Limites, violations et croissance des droits
Trois niveaux de résultat
Une limitation ne fait pas cesser quelqu’un d’être sujet. Il faut distinguer la restriction justifiée, la violation d’un droit déterminé qui laisse subsister la possibilité de recours, et la tentative extrême de réduire une personne à un objet sans voix ni retour. Ce dernier cas n’est pas hors du droit : il en rend la protection plus urgente.

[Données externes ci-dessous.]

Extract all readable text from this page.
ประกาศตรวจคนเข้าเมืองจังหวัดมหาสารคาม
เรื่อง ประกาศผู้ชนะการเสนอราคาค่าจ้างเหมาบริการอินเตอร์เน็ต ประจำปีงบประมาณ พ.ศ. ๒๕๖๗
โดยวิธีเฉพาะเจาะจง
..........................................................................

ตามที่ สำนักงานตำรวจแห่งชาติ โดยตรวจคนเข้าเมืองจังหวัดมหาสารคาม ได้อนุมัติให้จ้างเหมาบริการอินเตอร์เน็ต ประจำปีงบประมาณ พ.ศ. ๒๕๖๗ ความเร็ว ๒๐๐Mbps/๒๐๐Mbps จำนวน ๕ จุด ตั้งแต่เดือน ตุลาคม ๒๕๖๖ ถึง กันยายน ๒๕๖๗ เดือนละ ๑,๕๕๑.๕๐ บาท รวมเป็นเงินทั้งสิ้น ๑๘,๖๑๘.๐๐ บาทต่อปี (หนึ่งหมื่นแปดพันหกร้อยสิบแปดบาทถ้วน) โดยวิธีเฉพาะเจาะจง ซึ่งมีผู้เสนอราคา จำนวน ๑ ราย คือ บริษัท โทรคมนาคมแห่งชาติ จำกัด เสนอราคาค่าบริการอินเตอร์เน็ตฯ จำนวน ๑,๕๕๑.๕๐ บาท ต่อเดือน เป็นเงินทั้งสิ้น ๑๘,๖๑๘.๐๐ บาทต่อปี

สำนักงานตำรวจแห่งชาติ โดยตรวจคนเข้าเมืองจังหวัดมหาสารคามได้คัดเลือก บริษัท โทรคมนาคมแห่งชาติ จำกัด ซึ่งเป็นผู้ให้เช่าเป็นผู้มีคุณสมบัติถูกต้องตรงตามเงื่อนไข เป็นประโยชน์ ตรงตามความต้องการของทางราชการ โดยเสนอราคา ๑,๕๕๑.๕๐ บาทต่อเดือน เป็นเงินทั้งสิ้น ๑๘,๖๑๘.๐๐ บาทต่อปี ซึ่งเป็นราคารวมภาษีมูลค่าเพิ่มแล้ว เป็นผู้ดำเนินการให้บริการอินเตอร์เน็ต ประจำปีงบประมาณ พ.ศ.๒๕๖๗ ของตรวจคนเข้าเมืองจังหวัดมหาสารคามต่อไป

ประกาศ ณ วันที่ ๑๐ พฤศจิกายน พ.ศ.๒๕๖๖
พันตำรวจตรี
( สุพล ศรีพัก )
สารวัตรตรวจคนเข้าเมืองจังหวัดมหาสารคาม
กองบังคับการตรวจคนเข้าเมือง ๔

Les violations peuvent être décrites selon le droit touché, le mode d’atteinte et la possibilité de réparation. Une rareté naturelle n’est pas à elle seule une violation ; l’abandon institutionnel d’un manque évitable peut cependant violer un devoir concret.
Structure et responsabilité
L’existence de la violation dépend d’abord de la structure et de l’effet de la relation. La réaction de la victime n’en est pas une condition. L’intention, la connaissance et l’évitabilité modifient ensuite l’attribution de responsabilité.
La fermeture sur soi est un échec plus silencieux, mais il ne faut pas pathologiser la solitude ou le silence volontaire. Le problème apparaît lorsque toute possibilité de révision est fermée et que la frontière présente se fige comme seul monde possible.
Une histoire ouverte
Des situations nouvelles révèlent des dommages que l’ancien langage ne pouvait pas saisir. Une question minoritaire devient publique, puis acquiert forme, attente et recours. L’accord préalable de la majorité ou des titulaires de privilèges n’est pas la condition morale de cette apparition.
Il peut y avoir une direction sans destin garanti. Une pratique cultive lorsqu’elle élargit la capacité de réponse, partage l’information et les coûts, et reste révisable. Elle domine lorsqu’elle organise les choix vers le but du concepteur, fixe la dépendance et punit la contestation. La croissance des droits dépend de cette ligne toujours à reprendre.